《響の森》Vol.43 ニューイヤーコンサート2019|平岡拓也

東京文化会館《響の森》Vol.43
ニューイヤーコンサート2019

2019年1月3日 東京文化会館 大ホール
Reviewed by 平岡拓也(Takuya Hiraoka)

<演奏>
サクソフォーン:須川展也
管弦楽:東京都交響楽団
指揮:川瀬賢太郎

<曲目>
チャイコフスキー:歌劇「エフゲニー・オネーギン」Op. 24 より ポロネーズ
グレグソン:サクソフォーン協奏曲
~ソリスト・アンコール~
アイルランド民謡:ドゥーン河のほとりにて
チャイコフスキー:交響曲第4番 ヘ短調 Op. 36

 

東京文化会館がシリーズで催すオーケストラ・コンサート《響の森》から、恒例となったニューイヤー・コンサートを聴く。例年、新年を寿ぐ名曲コンサートとして親しまれている本公演であるが、今年はひと味違うようだ。中プロに置かれた英国の作曲家エドワード・グレグソン(1945-)による『サクソフォーン協奏曲』は、あまりオーケストラのコンサートでは見かけない曲目である。委嘱・初演者の須川展也を独奏に迎えて、吹奏楽では定番のグレグソン作品がどのように文化会館に響くか。

曲順が前後するが、協奏曲から書き起こしたい。

指揮者が入場、答礼してオーケストラと向き合うが、舞台上にソリストはいない。やがて舞台の照明が少し落とされ、翳を帯びる。そこで聴こえてくるのがアルト・サクソフォーンの独奏だ。下手の舞台袖からこだまのように我々に語りかけ、だんだんその声は近づいてくる。旋律を豊かに歌う須川展也に、ビッグバンドの延長線上にあるオケはキレ味鋭いリズムで応じる。第2楽章で独奏はソプラノ・サクソフォーンに持ち替え、前楽章とはまた全く違う一面を見せた。第3楽章では再び音楽が活気を帯びて曲を閉じる。須川は最後の超ハイトーンに至るまで、盤石のプレイで客席を沸き立たせた。都響の各セクションの活躍も楽しく、ドラムセットを鮮やかに操るティンパニ奏者、ベルアップするクラリネットやオーボエなど、この楽団の高機能が遺憾なく発揮された瞬間でもあった。オーケストラ側の負担が大きいなどの障壁も考えられようが、クラシック音楽におけるサクソフォーン協奏曲のレパートリーとして、今後定着して欲しい楽曲であると感じた。
須川展也のアンコールはアイルランド民謡『ドゥーン川のほとりにて』、前半を温かな余韻で締めくくる。

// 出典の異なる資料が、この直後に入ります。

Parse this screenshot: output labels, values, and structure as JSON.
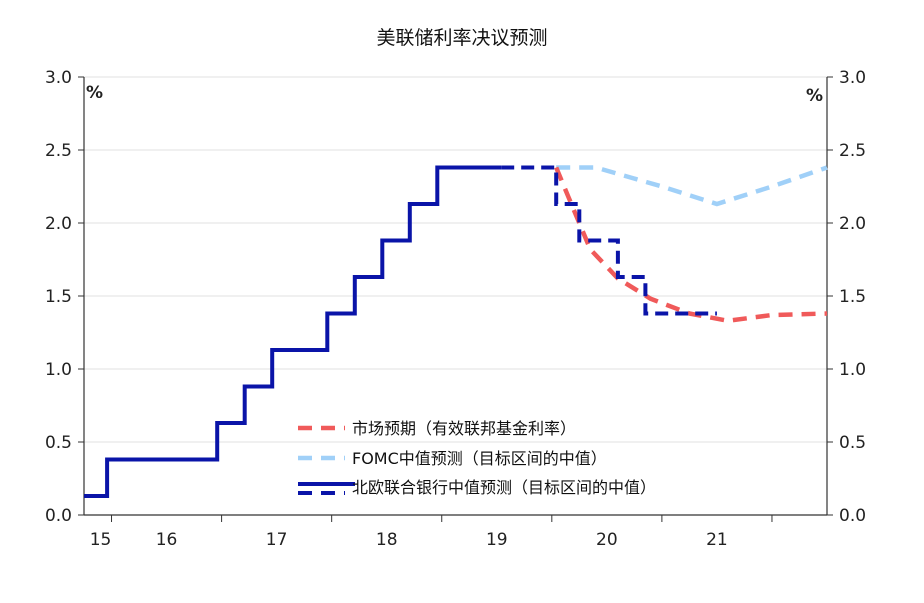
{
  "chart_data": {
    "type": "line",
    "title": "美联储利率决议预测",
    "y_unit_left": "%",
    "y_unit_right": "%",
    "ylim": [
      0,
      3.0
    ],
    "yticks": [
      "0.0",
      "0.5",
      "1.0",
      "1.5",
      "2.0",
      "2.5",
      "3.0"
    ],
    "yticks_values": [
      0,
      0.5,
      1.0,
      1.5,
      2.0,
      2.5,
      3.0
    ],
    "xlim": [
      2014.75,
      2021.5
    ],
    "xtick_labels": [
      "15",
      "16",
      "17",
      "18",
      "19",
      "20",
      "21"
    ],
    "xtick_label_positions": [
      2014.9,
      2015.5,
      2016.5,
      2017.5,
      2018.5,
      2019.5,
      2020.5
    ],
    "xtick_marks": [
      2015.0,
      2016.0,
      2017.0,
      2018.0,
      2019.0,
      2020.0,
      2021.0
    ],
    "grid": true,
    "legend_placement": "bottom-center",
    "series": [
      {
        "name": "市场预期（有效联邦基金利率）",
        "style": "dashed",
        "color": "#f05a5a",
        "x": [
          2019.04,
          2019.15,
          2019.35,
          2019.6,
          2019.9,
          2020.25,
          2020.6,
          2021.0,
          2021.5
        ],
        "y": [
          2.38,
          2.18,
          1.82,
          1.62,
          1.48,
          1.38,
          1.33,
          1.37,
          1.38
        ]
      },
      {
        "name": "FOMC中值预测（目标区间的中值）",
        "style": "dashed",
        "color": "#a0d0f8",
        "x": [
          2019.04,
          2019.4,
          2020.0,
          2020.5,
          2021.0,
          2021.5
        ],
        "y": [
          2.38,
          2.38,
          2.25,
          2.13,
          2.25,
          2.38
        ]
      },
      {
        "name": "北欧联合银行中值预测（目标区间的中值）",
        "style": "step",
        "color": "#0a14a8",
        "solid_x": [
          2014.75,
          2014.96,
          2014.96,
          2015.96,
          2015.96,
          2016.21,
          2016.21,
          2016.46,
          2016.46,
          2016.96,
          2016.96,
          2017.21,
          2017.21,
          2017.46,
          2017.46,
          2017.71,
          2017.71,
          2017.96,
          2017.96,
          2018.21,
          2018.21,
          2018.54
        ],
        "solid_y": [
          0.13,
          0.13,
          0.38,
          0.38,
          0.63,
          0.63,
          0.88,
          0.88,
          1.13,
          1.13,
          1.38,
          1.38,
          1.63,
          1.63,
          1.88,
          1.88,
          2.13,
          2.13,
          2.38,
          2.38,
          2.38,
          2.38
        ],
        "dashed_x": [
          2018.54,
          2019.04,
          2019.04,
          2019.25,
          2019.25,
          2019.6,
          2019.6,
          2019.85,
          2019.85,
          2020.1,
          2020.1,
          2020.5
        ],
        "dashed_y": [
          2.38,
          2.38,
          2.13,
          2.13,
          1.88,
          1.88,
          1.63,
          1.63,
          1.38,
          1.38,
          1.38,
          1.38
        ]
      }
    ]
  },
  "colors": {
    "market": "#f05a5a",
    "fomc": "#a0d0f8",
    "nordea": "#0a14a8",
    "grid": "#e2e2e2",
    "axis": "#333333"
  }
}
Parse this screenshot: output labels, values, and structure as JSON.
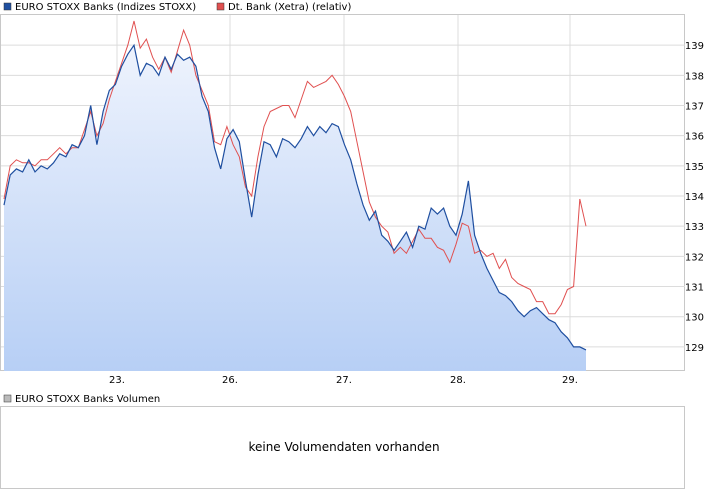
{
  "chart_data": {
    "type": "line",
    "series": [
      {
        "name": "EURO STOXX Banks (Indizes STOXX)",
        "color": "#1f4fa0",
        "fill": "area-gradient-blue",
        "values": [
          133.7,
          134.7,
          134.9,
          134.8,
          135.2,
          134.8,
          135.0,
          134.9,
          135.1,
          135.4,
          135.3,
          135.7,
          135.6,
          136.0,
          137.0,
          135.7,
          136.8,
          137.5,
          137.7,
          138.3,
          138.7,
          139.0,
          138.0,
          138.4,
          138.3,
          138.0,
          138.6,
          138.2,
          138.7,
          138.5,
          138.6,
          138.3,
          137.3,
          136.8,
          135.6,
          134.9,
          135.9,
          136.2,
          135.8,
          134.5,
          133.3,
          134.7,
          135.8,
          135.7,
          135.3,
          135.9,
          135.8,
          135.6,
          135.9,
          136.3,
          136.0,
          136.3,
          136.1,
          136.4,
          136.3,
          135.7,
          135.2,
          134.4,
          133.7,
          133.2,
          133.5,
          132.7,
          132.5,
          132.2,
          132.5,
          132.8,
          132.3,
          133.0,
          132.9,
          133.6,
          133.4,
          133.6,
          133.0,
          132.7,
          133.4,
          134.5,
          132.7,
          132.1,
          131.6,
          131.2,
          130.8,
          130.7,
          130.5,
          130.2,
          130.0,
          130.2,
          130.3,
          130.1,
          129.9,
          129.8,
          129.5,
          129.3,
          129.0,
          129.0,
          128.9
        ]
      },
      {
        "name": "Dt. Bank (Xetra) (relativ)",
        "color": "#e05050",
        "values": [
          133.9,
          135.0,
          135.2,
          135.1,
          135.1,
          135.0,
          135.2,
          135.2,
          135.4,
          135.6,
          135.4,
          135.6,
          135.6,
          136.2,
          136.8,
          136.0,
          136.4,
          137.2,
          137.8,
          138.4,
          139.0,
          139.8,
          138.9,
          139.2,
          138.6,
          138.2,
          138.6,
          138.1,
          138.8,
          139.5,
          139.0,
          138.0,
          137.5,
          137.0,
          135.8,
          135.7,
          136.3,
          135.7,
          135.3,
          134.3,
          134.0,
          135.3,
          136.3,
          136.8,
          136.9,
          137.0,
          137.0,
          136.6,
          137.2,
          137.8,
          137.6,
          137.7,
          137.8,
          138.0,
          137.7,
          137.3,
          136.8,
          135.8,
          134.8,
          133.8,
          133.3,
          133.0,
          132.8,
          132.1,
          132.3,
          132.1,
          132.5,
          132.9,
          132.6,
          132.6,
          132.3,
          132.2,
          131.8,
          132.4,
          133.1,
          133.0,
          132.1,
          132.2,
          132.0,
          132.1,
          131.6,
          131.9,
          131.3,
          131.1,
          131.0,
          130.9,
          130.5,
          130.5,
          130.1,
          130.1,
          130.4,
          130.9,
          131.0,
          133.9,
          133.0
        ]
      }
    ],
    "x_ticks": [
      "23.",
      "26.",
      "27.",
      "28.",
      "29."
    ],
    "y_ticks": [
      "129",
      "130",
      "131",
      "132",
      "133",
      "134",
      "135",
      "136",
      "137",
      "138",
      "139"
    ],
    "ylim": [
      128.2,
      140.0
    ],
    "grid": true,
    "legend_placement": "top-left"
  },
  "volume_panel": {
    "legend": "EURO STOXX Banks Volumen",
    "message": "keine Volumendaten vorhanden"
  }
}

演奏会冒頭と後半はチャイコフスキーの『エフゲニー・オネーギン』ポロネーズ、『交響曲第4番』という華やかな選曲。前者はやや小手調べという印象を受けたが、交響曲ではこの楽団の美質である緻密な合奏を土台に、川瀬が濃厚なフレージングを加味。更に実演ならではの即興的な激情が随所で燃え立ち、聴き応えのある演奏であった。
ここからは余談である。このコンサートは1月3日に行われており、筆者はどうしてもリハーサルのスケジュールを勘繰ってしまうのだが―仮に1日だけの練習でこの水準の彫琢が成されていたとすれば、それは指揮者・川瀬賢太郎の優れた手腕の賜物ではなかっただろうか。そうなると、じっくり定期並みの練習を重ね、彼がやりたいことを楽団に透徹させた演奏も聴いてみたくなるというものだ。勿論、これは聴き手のエゴでもあるが。